Re: [Gems-users] Finding the values of latency


Date: Mon, 30 Nov 2009 19:27:36 -0600
From: Rakesh Komuravelli <komurav1@xxxxxxxxxxxx>
Subject: Re: [Gems-users] Finding the values of latency
I have a small question on the same topic.

I think L1 hit latency is SEQUENCER_TO_CONTROLLER_LATENCY only when REMOVE_SINGLE_CYCLE_DCACHE_FAST_PATH is set to true. Else, the default latency for L1 hit is 0 cycles (whole transaction thus takes 1 cycle as Simics executes one instruction per cycle). Please correct me if I am wrong.

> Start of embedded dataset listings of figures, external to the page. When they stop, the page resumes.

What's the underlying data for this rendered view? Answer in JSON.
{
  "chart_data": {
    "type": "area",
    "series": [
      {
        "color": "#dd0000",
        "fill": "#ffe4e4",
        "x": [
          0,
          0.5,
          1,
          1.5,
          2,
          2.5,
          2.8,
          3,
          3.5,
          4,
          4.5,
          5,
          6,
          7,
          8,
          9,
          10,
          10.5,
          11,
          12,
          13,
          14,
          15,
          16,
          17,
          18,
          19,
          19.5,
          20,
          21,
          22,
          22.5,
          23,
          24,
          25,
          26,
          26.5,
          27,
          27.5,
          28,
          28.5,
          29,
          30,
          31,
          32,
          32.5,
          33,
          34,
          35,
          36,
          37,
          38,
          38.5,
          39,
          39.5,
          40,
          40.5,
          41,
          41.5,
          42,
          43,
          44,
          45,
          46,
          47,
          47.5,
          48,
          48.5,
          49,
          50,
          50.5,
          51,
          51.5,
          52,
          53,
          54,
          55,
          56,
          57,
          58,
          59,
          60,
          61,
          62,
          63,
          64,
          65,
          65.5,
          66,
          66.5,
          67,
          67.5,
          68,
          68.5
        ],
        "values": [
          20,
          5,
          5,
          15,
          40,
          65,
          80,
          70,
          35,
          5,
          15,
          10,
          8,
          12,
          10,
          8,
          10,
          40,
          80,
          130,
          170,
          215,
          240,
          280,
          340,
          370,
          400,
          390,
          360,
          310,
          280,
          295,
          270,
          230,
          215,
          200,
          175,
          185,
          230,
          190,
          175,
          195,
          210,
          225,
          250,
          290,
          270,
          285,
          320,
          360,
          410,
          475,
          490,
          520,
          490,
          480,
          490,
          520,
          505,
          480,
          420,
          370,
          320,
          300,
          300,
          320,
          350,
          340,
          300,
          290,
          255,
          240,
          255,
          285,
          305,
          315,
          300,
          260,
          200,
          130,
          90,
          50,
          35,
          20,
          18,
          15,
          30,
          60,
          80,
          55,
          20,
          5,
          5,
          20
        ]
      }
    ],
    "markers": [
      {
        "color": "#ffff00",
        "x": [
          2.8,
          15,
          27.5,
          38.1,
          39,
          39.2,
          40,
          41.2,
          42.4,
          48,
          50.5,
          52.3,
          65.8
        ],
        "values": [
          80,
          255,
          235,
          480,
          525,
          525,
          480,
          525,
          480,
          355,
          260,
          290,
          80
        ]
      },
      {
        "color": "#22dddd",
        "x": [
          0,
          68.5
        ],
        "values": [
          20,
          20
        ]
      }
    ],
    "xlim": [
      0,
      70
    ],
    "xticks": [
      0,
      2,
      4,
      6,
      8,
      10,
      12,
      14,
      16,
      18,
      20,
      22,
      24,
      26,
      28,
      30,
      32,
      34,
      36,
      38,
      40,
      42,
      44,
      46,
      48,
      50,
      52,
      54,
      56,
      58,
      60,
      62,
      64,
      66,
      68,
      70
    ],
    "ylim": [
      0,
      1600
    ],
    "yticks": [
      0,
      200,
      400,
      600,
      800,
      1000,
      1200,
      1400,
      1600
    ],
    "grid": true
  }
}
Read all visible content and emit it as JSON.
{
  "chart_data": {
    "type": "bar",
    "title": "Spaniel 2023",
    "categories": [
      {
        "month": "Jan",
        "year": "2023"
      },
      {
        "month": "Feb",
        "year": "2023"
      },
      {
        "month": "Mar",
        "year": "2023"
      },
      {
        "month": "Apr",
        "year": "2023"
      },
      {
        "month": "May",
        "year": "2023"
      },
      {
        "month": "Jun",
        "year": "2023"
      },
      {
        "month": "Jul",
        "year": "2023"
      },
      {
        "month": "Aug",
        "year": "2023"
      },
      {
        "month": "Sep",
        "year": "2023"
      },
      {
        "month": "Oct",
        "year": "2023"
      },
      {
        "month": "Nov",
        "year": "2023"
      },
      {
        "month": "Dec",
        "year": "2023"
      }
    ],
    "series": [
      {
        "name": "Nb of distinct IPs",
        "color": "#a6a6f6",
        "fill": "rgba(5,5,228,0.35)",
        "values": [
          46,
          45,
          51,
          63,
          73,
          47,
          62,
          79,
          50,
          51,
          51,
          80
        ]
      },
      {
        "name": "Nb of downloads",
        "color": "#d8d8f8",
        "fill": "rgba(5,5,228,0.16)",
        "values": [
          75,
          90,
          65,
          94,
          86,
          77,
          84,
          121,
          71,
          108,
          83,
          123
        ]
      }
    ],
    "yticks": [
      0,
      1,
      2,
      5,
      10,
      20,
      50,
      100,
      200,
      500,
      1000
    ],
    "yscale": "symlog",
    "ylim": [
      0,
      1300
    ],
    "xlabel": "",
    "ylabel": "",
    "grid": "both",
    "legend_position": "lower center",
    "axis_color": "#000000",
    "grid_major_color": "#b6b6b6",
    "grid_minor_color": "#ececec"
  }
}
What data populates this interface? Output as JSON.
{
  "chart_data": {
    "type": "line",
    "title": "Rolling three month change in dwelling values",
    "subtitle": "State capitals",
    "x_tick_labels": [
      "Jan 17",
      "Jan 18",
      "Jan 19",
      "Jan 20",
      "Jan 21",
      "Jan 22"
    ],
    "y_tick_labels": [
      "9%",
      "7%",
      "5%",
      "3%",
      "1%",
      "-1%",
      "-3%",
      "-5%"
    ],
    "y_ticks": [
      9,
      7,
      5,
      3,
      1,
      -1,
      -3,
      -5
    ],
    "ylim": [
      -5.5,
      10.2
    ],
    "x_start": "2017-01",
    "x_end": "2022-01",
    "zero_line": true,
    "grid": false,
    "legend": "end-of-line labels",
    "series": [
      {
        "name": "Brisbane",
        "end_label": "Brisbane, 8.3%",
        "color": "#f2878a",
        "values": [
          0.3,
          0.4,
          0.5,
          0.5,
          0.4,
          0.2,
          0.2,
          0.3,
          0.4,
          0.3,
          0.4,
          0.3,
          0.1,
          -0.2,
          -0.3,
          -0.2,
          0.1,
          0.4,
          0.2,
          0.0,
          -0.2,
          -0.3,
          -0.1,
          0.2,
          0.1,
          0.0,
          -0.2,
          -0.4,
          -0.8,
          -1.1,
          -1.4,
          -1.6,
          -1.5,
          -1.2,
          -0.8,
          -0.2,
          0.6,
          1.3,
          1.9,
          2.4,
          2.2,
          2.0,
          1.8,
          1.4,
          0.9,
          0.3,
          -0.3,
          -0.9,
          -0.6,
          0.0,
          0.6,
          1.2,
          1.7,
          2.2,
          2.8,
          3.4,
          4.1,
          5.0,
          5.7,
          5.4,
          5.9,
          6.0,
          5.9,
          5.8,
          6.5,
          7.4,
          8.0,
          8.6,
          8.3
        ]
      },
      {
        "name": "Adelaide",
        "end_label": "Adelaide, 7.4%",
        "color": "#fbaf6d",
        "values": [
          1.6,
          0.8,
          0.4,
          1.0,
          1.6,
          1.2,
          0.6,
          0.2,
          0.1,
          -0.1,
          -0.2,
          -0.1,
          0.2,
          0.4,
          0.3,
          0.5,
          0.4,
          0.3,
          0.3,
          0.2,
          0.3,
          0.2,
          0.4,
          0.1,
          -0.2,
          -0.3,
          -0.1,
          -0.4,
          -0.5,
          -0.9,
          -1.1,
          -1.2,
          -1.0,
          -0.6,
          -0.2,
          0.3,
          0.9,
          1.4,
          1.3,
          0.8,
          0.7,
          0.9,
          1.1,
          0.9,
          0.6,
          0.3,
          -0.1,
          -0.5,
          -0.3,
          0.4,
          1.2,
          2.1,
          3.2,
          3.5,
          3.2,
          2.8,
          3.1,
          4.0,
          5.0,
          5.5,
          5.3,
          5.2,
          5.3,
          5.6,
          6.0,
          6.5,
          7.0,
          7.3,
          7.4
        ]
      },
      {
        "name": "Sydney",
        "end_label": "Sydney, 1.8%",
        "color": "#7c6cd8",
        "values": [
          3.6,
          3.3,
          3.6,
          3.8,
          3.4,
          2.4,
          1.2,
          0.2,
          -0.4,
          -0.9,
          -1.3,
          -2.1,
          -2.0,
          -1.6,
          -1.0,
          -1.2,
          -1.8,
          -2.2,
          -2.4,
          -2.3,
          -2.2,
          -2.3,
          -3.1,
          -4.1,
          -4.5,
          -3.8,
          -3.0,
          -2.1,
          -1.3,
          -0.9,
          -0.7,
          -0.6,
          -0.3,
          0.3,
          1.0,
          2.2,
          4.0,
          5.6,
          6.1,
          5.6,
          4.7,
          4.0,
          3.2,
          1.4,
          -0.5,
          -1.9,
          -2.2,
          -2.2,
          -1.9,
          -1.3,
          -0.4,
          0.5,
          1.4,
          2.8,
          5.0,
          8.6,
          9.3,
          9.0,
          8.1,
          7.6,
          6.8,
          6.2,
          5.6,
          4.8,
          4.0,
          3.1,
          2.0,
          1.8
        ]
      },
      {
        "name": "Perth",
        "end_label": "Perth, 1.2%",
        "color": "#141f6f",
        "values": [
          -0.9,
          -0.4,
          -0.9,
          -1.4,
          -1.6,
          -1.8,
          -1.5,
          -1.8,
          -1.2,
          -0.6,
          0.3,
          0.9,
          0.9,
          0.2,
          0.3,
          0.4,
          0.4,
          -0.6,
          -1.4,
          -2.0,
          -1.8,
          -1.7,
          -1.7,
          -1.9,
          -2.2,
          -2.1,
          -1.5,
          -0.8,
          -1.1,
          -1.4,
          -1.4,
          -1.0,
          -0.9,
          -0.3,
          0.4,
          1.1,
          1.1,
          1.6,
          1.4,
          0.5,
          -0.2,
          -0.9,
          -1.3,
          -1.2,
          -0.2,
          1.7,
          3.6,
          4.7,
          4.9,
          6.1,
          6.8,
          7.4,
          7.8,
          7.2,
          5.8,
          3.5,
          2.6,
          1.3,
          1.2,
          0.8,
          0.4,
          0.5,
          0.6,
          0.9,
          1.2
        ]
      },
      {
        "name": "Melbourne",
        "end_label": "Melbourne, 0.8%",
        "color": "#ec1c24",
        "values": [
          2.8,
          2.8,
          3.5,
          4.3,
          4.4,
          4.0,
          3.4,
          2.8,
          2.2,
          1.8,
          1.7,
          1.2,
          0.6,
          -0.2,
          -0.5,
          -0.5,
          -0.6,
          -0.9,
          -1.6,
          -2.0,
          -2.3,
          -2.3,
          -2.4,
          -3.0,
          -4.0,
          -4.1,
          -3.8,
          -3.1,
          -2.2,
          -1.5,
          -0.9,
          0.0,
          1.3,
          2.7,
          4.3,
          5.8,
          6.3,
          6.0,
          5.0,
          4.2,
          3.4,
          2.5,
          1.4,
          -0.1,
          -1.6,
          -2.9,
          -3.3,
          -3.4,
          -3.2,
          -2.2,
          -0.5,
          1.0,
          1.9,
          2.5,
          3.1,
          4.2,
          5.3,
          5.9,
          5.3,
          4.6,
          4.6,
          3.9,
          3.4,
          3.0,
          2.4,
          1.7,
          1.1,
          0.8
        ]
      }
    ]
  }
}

I am using MESI_SCMP_bankdirectory protocol. Does it make sense to set REMOVE_SINGLE_CYCLE_DCACHE_FAST_PATH to false for CMP protocols? https://lists.cs.wisc.edu/archive/gems-users/2006-August/msg00097.shtml talks about this but the discussion doesn't say that CMP protocols must set the flag to true.

Thanks,
Rakesh

On Sat, Nov 28, 2009 at 5:06 PM, Philip Garcia <pcgarcia@xxxxxxxx> wrote:

On Nov 28, 2009, at 4:46 PM, sparsh mittal ISU wrote:

> Hello
> Thanks a lot list-users for the previous replies.
> While using the default configurations (no change) for ruby and opal
> in gems-2.1 what is the value of L1, L2 and memory latency that is
> used? I tried to see the config files, but could not understand the
> right value, amongst the variety of values of latencies.
> I would appreciate any help.
>

It really depends on what protocol you use for what the latencies you
get.  I use MOESI_CMP_directory_m for my research.  In other protocols
the latencies are often completely different.  I had a conversation
with Derek recently about the latencies involved in different
scenarios, and I am pretty sure this is what we came up with (please,
correct me if I'm wrong).


L1 hit:  Sequencer to Controller latency

L1 Miss, L2 hit:        1.  seq 2 controller
                               2.  L1 Req latency
                               3.  Network
                               4.  L2 response latency
                               5.  Network

L1 Miss/L2 Miss/other L1 hit:
1.  seq 2 controller
                               2.  L1 Req latency
                               3.  Network
                               4.  L2 response latency
                               5.  Network
                               6.  L1 Req latency
                               7.  Network
                               8.  L1 req latency
                               9.  Network

I think on an L2 miss ->main memory it goes

L1 Miss, L2 hit:        1.  seq 2 controller
                               2.  L1 Req latency
                               3.  Network
                               4.  L2 response latency
                               5.  Network
                               6.  directory latency
                               7.  memory latency (set by a whole bunch of parameters in the _m
protocols, check the default files for details).
       --not sure if there is other on chip latencies here i'm skipping
though, as we didn't discuss this case much.